Dünya üzerinde doğruluğu tartışılan iki yasa mevcut: Murphy Kanunları ve Çekim Yasası. Murphy Kanunları’nın temeli şu söze dayanmaktadır: “Eğer bir işi halletmek için birden fazla olasılık varsa ve bu olasılıklardan biri istenmeyen sonuçlar ya da felaket doğuracaksa, kesinlikle bu olasılık gerçekleşecektir.” Bunun yanı sıra Çekim Yasaları ise şu söze dayanır: “Düşüncelerinizin ve duygularınızın hayatınızda meydana gelen olayları çekmesidir. Böylece olumlu düşünceler ve duygular, hayatınıza pozitif deneyimler, olumsuzluklar ise olumsuz olaylara yol açar.”
Günlük hayatta Murphy Kanunları’nın oluşturduğu pek çok yaygın olayla karşı karşıya gelebiliriz. Örneğin mutfaktan elimizde çikolatalı ekmek ile çıkarken ekmeğin düşünce hep çikolatalı kısmının yere gelmesi bu kanunları kanıtlar niteliktedir. Yerin kirlenmeyip çikolatasız kısmın yere gelmesi olumlu bir olasılıkken çoğunlukla çikolatalı kısmın gelmesi yani olumsuz olasılığın gerçekleşmesi Murphy Kanunları’nın doğru olabilme ihtimalini yükseltiyor. Bir arkadaş grubunda sigara içen ve içmeyenler olabilir ve ne zaman sigara içilse araştırmalara göre sigara dumanı hep sigara kullanmayan kişiye veya kişilere doğru gidermiş. Eğer elimizde birden çok poşet varsa yere düşürdüğümüz poşette hep kırılabilecek şeyler mesela yumurta bulunurmuş. Başka bir örnek verecek olursam ne zaman büyük ve etkileyici bir şey yapsak bunu gören sadece kendimiz oluruz. Eminim ki herkes bu durumla sıklıkla karşı karşıya geliyor. Son olarak birisi ile karşılaşma ihtimalimiz ona hiç görünmek istemediğimiz zaman çok daha fazladır. Bütün bu örnekler Murphy Kanunları yüzünden ortaya çıkmış ve süreklilik kazanmış olaylardır.
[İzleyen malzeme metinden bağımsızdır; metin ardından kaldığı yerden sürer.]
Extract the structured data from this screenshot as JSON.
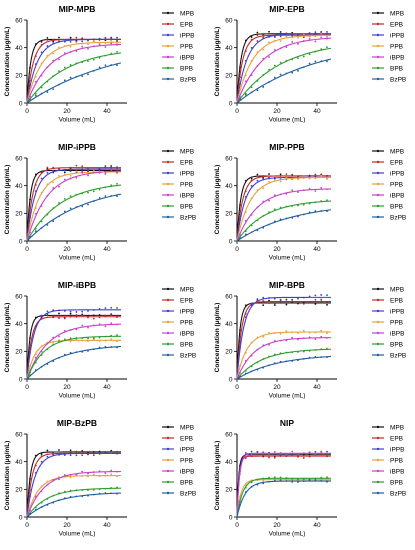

Çekim Yasaları ise Murphy kanunlarının tam tersini savunur. Evrene hangi duyguları gönderirsek onun gerçekleşme olasılığının daha fazla olabileceğini savunur. Çekim Yasaları hakkında herhangi bir örnek ya da araştırma bulunmaması Murphy Kanunlarını daha inandırıcı ve gerçekçi kılıyor fakat toplumumuzun Murphy Kanunları yerine Çekim Yasaları’nın olabileceğine daha çok imkan verip inanması Çekim Yasaları’nın da gerçek olabileceği izlenimi yaratsa da hem Murphy Kanunları’nın daha bilimsel olduğu hem de Çekim Yasaları hakkında herhangi bir bilimsel tarafı olmayıp daha çok bir hipotez gibi olması Murphy Kanunu’nun gerçekten olabileceği gerçeğini değiştirmiyor.
Sonuç olarak günlük hayatımızda bizi yönlendiren yasa Murphy Kanunlarıdır fakat çoğu gönül ister ki Çekim Yasaları bilimsel olsun ve hayatımıza o yön versin. Çekim Yasaları’nın belirli bir bilimsel açıklamaya dayanmaması ve tam tersi olarak Murphy Kanunları’nın hem bilimsel hem de sosyal hayatımızda gözlemlediğimiz kadarıyla daha gerçekçi olduğu anlaşılıyor.